Industrial products are inevitably exposed to the adhesion and coverage of gas, liquid, and solid pollutants on the surface of the workpiece during manufacturing, assembly, installation, and transportation. These contaminants adhere to the surface of the workpiece, and some physical and chemical changes will occur.
1. Adhesion pollution of workpiece
Why do contaminants stick to the surface of the workpiece? We can observe from the perspective of the molecular structure of a substance. The forces on the molecules on the surface of the substance and the molecules inside are different. The intermolecular forces on the internal molecules are balanced, while the intermolecular forces on the molecules on the surface are unbalanced.
The intermolecular forces are shown in the following figure. The B molecule is inside the substance, and the intermolecular force on the surrounding molecules is balanced; the force on the A molecule on the surface is unbalanced, and it has a tendency to pull inward due to the gravitational force of the internal molecules; the C molecule At the corner of the material surface, only the gravitational force of the molecules on the right and the molecules below, has a tendency to pull to the lower right corner. It can be seen from this that there are dangling bonds in the material molecules on the surface of the workpiece, and other foreign molecules must be adsorbed to maintain equilibrium. The tiny particles floating in the air, dust and water vapor, have some electrical properties in the friction with air molecules. When they are in contact with the surface of the workpiece, they are easily caught by the dangling bonds, which will cause the workpiece to be contaminated by adhesion.
2. Metal corrosion contamination
In nature, most metals exist in the state of metal compounds. According to the principle of thermodynamics, most of the metal compounds are in a low-energy state: the materials used as metal workpieces are refined, processed, and reprocessed through multiple processes, and the single metals are in a high-energy state and are in a high-energy state. The metal compound is spontaneously transformed into a low-energy metal compound, and the oxidation-reduction reaction occurs spontaneously, or it is called an electrochemical reaction or a corrosion reaction. This is the cause of corrosion contamination of metal workpieces.
Generally, there are three thin layers on the microscopic surface of metal workpieces, namely strained layer, oxide layer and adhesion layer. As shown in the following figure, corrosion pollution occurs in adhesion layer and oxide layer.
According to the action mechanism, pollution can be divided into chemical corrosion and electrochemical corrosion (also called "microcell corrosion"). People's measures to deal with corrosion pollution are still industrial cleaning, cleaning the workpiece surface, then applying anti-corrosion treatment, coating protective layer and so on.
In practical application, it is impossible to achieve absolute surface purification, and pollution can only be reduced to the minimum according to the technological requirements of industrial products.
3. Material and surface energy of workpiece
Due to the different materials of the manufactured workpieces, the molecular weights of the workpieces are different, and the number of dangling bonds is also different. The surface molecular energy of this workpiece is called surface energy. Different substances have different surface energies. The larger the surface area of matter, the greater the surface energy.
After machining, the surface of the workpiece is damaged and absent, and the number of dangling bonds increases, which will increase the adhesion to pollutants. Rough machining in manufacturing process, uneven surface of workpiece, large surface area and large surface energy.
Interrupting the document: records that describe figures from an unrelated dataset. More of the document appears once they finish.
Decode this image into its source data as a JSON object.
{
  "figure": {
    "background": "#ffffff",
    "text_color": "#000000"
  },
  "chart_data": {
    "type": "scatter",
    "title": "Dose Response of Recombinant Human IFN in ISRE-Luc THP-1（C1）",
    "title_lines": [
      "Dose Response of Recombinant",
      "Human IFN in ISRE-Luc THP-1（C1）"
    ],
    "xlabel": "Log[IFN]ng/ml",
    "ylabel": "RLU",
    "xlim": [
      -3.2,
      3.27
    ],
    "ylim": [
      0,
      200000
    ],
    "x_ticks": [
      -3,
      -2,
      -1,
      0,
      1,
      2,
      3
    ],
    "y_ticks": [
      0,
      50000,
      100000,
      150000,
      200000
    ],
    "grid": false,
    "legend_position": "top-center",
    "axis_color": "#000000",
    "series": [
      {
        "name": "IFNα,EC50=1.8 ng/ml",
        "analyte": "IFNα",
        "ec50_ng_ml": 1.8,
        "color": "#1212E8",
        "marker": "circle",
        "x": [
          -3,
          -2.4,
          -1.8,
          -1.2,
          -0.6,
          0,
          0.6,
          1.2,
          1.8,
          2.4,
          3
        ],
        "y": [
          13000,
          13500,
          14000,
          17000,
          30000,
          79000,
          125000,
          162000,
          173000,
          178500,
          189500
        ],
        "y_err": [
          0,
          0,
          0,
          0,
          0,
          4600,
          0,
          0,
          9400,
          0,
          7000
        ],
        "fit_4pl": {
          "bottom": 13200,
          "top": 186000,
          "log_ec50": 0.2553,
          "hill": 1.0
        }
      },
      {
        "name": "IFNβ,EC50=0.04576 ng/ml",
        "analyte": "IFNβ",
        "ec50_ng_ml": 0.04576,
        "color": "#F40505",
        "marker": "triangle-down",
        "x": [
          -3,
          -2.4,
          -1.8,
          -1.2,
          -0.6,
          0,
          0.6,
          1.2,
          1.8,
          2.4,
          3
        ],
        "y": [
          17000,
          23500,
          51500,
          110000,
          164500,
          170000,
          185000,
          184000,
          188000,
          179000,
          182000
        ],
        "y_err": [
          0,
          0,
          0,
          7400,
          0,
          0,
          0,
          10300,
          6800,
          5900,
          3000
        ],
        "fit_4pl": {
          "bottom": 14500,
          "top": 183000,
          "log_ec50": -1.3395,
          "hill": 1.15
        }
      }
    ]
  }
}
On the workpieces with exactly the same size, the machining process is fine, the surface roughness of the workpieces is small, the surface area is relatively small, and the surface energy is small.
In the cleaning process of equipment, it is necessary to understand the differences in surface energy for workpieces of different materials, such as metal, plastic, ceramic, silicon wafer, glass, etc. Solid surfaces are divided into two categories, and the energy of metal and general inorganic surfaces is above 100 mN/m, which is called high-energy surface. The energy on the surface of organic matter such as plastic is low, which is called low energy surface. Surface energies of metals, inorganic substances and organic substances are shown in the following table.